Peki bu alanda kariyer yapmak isteyen genç gazetecilere tavsiyeleriniz neler?Kariyer yolculuğu da hayat yolculuğu gibi aslında kişiye özel bir durum. Yine de formasyonu gazetecilik olan gençler ekonomiye ve piyasalara ayrıca ilgi duyuyorlarsa ve bu alanda uzmanlaşmak istiyorlarsa mutlaka çok okumalı, merak etmeli ve kaynaklarını çeşitlendirmek için çok faal olmalılar.
Dünyadaki gelişmeleri izlemek, içeride sahayı gözlemlemek, iş dünyasını, girişimcileri ve hatta sokağın nabzını takip etmek önemli. Bir de sabır gerekiyor. Çünkü bu meslek, yıllar içinde biriktirdiğiniz bilgi, tarafsızlık ve güvenle sizi daha güçlü kılıyor.
"PARA VE ÖTESİ İZLEYİCİYE DENGELİ BAKIŞ SUNMAYI AMAÇLIYOR"
Son olarak Para ve Ötesi izleyicilerine mesajınız nedir?

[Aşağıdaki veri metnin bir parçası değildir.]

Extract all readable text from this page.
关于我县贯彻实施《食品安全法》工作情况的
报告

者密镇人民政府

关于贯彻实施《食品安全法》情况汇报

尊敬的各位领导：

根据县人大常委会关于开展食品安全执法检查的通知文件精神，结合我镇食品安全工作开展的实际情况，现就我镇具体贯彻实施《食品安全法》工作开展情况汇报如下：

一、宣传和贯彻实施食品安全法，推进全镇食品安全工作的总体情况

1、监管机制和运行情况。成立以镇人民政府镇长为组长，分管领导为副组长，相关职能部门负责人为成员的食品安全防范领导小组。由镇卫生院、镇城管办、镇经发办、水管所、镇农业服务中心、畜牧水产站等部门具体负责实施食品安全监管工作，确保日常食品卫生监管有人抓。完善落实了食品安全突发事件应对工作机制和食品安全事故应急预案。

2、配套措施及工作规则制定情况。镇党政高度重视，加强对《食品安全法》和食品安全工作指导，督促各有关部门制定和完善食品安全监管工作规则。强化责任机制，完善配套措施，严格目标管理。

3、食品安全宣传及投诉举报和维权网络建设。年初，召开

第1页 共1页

Ekonomi karmaşık görünebilir ama aslında hayatımızın tam merkezinde. Biz de bu programda tarafsız ve sade bir dille ekonomi ve piyasalarda öne çıkan fırsatları da sorunları da konuklarımızla birlikte ele alıyoruz. Hiçbir şey yalnızca siyah ya da beyaz değildir; önemli olan dengeyi görmek. Para ve Ötesi de izleyiciye bu dengeli bakışı sunmayı amaçlıyor.